I wouldn't pressure him too much about the endo unless you need that second diagnosis, but if it helps, I just had it last night and it really was not bad. I was terrified going into it, not so much about the actual procedure, but about the IV and drugs. The nurses were really good and responsive to my concerns, and the IV wasn't bad. The endo itself was very quick and although I do remember gagging and a bit of the biopsy, it's really more like it was a dream. I don't remember anything else from the endo, but the drugs wore off fairly quickly too and I was fine in the recovery room. I think you can pysch yourself out more than what the actual procedure does to you.
I went to my primary care physician about abdominal bloating and pain, excessive gas, and nausea when eating. (There are a lot more symptoms, but just trying to keep this brief.) She tested me for H. Pylori (negative) and Celiac (negative.) She prescribed taking an acid reducer for a month, and then to meet with her again after that.

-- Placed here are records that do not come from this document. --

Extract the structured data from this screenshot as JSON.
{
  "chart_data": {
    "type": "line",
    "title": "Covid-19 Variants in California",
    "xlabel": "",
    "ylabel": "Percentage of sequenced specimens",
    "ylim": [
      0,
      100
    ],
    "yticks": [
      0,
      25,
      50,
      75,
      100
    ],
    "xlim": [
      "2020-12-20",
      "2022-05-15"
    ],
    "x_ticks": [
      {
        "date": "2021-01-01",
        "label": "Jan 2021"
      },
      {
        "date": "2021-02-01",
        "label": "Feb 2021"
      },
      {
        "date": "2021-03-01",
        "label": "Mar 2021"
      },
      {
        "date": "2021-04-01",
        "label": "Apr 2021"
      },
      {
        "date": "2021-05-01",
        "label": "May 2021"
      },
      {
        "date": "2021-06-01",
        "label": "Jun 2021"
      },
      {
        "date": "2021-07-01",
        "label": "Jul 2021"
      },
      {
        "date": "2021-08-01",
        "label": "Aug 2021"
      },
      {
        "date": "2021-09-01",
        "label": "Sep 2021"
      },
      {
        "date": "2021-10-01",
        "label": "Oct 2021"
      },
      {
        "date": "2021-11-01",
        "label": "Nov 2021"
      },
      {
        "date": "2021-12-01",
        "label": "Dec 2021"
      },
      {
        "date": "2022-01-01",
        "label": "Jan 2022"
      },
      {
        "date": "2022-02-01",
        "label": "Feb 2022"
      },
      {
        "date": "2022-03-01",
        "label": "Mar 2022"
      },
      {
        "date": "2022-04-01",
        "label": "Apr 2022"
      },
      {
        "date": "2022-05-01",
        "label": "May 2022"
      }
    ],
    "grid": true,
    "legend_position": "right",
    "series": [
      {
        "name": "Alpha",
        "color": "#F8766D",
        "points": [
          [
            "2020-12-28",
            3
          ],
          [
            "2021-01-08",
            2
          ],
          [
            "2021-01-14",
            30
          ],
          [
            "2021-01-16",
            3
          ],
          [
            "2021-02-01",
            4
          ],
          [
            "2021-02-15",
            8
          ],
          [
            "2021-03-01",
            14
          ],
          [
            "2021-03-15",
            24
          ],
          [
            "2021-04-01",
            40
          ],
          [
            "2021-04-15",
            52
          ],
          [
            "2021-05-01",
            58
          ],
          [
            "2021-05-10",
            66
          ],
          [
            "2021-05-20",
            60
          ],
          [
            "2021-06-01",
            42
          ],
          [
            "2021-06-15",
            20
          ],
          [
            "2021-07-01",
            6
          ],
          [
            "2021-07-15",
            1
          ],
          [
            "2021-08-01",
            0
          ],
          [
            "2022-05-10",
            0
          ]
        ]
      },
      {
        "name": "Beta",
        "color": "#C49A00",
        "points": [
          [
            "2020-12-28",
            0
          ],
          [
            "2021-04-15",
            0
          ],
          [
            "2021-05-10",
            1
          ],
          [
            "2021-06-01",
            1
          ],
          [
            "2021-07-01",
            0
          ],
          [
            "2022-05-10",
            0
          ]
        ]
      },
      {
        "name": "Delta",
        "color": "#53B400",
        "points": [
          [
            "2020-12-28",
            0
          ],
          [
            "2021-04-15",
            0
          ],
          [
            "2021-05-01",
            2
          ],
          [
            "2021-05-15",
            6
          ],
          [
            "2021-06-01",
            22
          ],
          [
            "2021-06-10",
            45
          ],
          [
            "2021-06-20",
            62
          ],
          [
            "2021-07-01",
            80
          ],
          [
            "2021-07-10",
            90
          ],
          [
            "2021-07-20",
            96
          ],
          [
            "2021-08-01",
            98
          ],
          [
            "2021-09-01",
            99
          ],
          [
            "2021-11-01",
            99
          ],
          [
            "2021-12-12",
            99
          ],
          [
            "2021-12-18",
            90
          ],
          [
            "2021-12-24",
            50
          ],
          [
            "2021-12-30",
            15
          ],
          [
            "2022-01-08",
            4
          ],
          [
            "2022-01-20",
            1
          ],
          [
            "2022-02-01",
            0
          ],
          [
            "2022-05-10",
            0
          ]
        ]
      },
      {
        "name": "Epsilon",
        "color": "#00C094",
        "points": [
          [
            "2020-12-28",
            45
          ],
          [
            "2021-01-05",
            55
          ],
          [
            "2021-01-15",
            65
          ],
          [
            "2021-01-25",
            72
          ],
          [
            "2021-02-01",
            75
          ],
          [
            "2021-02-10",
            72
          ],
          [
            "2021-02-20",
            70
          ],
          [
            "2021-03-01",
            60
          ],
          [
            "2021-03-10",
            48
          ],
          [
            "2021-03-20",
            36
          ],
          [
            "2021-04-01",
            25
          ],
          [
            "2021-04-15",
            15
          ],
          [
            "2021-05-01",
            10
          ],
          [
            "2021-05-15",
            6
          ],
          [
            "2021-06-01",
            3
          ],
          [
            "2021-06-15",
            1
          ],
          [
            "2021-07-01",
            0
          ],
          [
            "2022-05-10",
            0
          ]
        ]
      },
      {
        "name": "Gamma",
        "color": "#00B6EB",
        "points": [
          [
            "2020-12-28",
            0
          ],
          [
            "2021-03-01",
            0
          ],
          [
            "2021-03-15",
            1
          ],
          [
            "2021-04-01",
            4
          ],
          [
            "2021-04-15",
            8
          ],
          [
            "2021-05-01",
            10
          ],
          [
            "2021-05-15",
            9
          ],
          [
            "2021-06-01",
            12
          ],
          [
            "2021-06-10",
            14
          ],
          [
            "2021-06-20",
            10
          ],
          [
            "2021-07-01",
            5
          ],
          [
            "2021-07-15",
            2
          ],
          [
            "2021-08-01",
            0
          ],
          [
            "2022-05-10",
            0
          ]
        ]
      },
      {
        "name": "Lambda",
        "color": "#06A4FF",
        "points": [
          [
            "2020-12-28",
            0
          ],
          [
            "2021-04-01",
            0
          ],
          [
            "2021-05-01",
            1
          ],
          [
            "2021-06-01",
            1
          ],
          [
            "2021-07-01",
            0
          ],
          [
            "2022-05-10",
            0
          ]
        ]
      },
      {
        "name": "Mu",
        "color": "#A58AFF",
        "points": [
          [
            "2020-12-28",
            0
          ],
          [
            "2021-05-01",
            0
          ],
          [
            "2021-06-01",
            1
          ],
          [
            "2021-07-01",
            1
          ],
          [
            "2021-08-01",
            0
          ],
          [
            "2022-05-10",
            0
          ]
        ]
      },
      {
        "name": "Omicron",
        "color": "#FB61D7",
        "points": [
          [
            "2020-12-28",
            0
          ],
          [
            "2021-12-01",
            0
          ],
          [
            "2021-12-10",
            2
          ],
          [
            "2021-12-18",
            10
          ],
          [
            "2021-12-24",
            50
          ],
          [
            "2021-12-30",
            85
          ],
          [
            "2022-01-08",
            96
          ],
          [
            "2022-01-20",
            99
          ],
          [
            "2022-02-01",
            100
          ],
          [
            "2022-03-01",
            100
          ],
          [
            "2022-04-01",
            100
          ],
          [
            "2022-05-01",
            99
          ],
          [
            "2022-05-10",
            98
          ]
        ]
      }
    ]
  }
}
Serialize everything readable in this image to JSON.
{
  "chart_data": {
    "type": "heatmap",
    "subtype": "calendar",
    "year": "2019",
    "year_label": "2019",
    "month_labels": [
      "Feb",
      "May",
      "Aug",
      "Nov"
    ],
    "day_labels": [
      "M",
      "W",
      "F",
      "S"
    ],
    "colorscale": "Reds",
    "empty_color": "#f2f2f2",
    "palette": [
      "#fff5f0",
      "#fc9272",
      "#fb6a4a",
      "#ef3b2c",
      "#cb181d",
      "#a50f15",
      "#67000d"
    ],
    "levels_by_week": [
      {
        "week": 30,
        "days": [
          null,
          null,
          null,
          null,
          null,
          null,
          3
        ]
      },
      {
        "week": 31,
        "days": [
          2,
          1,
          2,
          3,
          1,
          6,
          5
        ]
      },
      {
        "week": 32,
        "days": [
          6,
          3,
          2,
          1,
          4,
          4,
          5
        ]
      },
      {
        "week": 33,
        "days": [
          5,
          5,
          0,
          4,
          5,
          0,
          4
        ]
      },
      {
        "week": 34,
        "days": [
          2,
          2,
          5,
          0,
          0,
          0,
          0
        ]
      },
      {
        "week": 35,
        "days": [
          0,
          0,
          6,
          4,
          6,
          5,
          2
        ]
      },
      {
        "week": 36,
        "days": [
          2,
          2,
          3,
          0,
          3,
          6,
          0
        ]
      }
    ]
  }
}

I took it for less than 2 weeks before I had to stop - it was making the nausea worse, and it was 24/7 instead of just when eating. I met the doctor again and she tested my thyroid (normal) and sent me off to see a gastroenterologist. I met with the gastroenterologist who told me that gas and bloating and very difficult to diagnose and that he didn't think there was really a problem. He said that he didn't feel Celiac is the issue since the blood test is "extremely accurate." He prescribed Levsin, recommended I see a gynecologist (to be tested for endometriosis) and only at my insistence scheduled an upper endoscopy.
I had the EGD last night, and he found gastritis at the entrance to the small intestine. He biopsied it, but it'll be a week before I get those results. His comments after the procedure were basically that I should just suck it up and live with it.
At this point I feel a bit jerked around by doctors, and am thinking I should just try the gluten free diet and see if it helps at all. You guys have more experience with this, what do you think?